There is an excellent history of the tampon in the Atlantic magazine which discusses toxic shock syndrome [TSS], ingredients that caused it, and legislation concerning tampons. In 2015, Representative Carolyn Maloney introduced a bill regarding independent testing of the safety and ingredients of tampons, with oversight by the FDA. The Atlantic gave it just a 2% chance of passing in Congress. In May of 2016, 40 states still charged sales tax on tampons, as if they were a not a necessity for women, but something we could easily do without. (Unlike candy, or potato chips….)
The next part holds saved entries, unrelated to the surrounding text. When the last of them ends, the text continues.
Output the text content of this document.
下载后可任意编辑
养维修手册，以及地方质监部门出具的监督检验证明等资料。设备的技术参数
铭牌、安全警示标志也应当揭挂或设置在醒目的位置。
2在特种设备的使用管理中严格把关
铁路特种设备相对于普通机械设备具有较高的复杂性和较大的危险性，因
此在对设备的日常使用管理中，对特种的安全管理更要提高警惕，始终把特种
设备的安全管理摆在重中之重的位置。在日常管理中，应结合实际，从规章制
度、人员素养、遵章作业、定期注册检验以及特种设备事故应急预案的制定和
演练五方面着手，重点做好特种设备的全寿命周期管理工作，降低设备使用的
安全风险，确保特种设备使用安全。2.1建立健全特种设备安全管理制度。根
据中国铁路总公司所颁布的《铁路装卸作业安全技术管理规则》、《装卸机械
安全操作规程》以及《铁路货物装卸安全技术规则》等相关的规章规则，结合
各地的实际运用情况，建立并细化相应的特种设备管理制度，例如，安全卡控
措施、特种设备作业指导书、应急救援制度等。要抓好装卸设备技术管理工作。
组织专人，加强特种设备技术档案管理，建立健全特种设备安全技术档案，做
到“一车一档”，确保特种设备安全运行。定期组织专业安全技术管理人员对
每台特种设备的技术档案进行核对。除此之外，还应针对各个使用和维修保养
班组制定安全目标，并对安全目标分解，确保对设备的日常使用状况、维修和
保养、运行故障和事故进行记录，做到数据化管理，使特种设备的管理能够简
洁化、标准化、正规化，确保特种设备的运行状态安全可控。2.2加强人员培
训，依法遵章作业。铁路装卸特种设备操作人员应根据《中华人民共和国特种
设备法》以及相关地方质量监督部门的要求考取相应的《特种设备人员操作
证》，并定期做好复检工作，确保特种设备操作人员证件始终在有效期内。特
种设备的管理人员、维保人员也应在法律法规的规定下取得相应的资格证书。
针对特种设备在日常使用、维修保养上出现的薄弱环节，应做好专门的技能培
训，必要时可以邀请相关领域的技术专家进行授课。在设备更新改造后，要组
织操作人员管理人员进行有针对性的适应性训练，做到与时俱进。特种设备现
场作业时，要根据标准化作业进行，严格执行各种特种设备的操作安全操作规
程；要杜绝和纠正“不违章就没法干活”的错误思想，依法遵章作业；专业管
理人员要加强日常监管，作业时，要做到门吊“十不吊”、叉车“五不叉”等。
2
Here’s a possibly relevant fact: “When Sally Ride became the first American woman in space, NASA engineers asked her whether 100 tampons would be enough for her weeklong journey on the space shuttle Challenger—arguably helping cement the tampon’s reputation as both a fixture of modern womanhood and a complete mystery to men.” [My italics] — Ashley Fetters, writing in The Atlantic. (A magazine which, as it happens, used to be called The Atlantic Monthly.)
Anyway, “Happy Belated 80th Birthday” to Tampax — a product that made my life a lot more pleasant.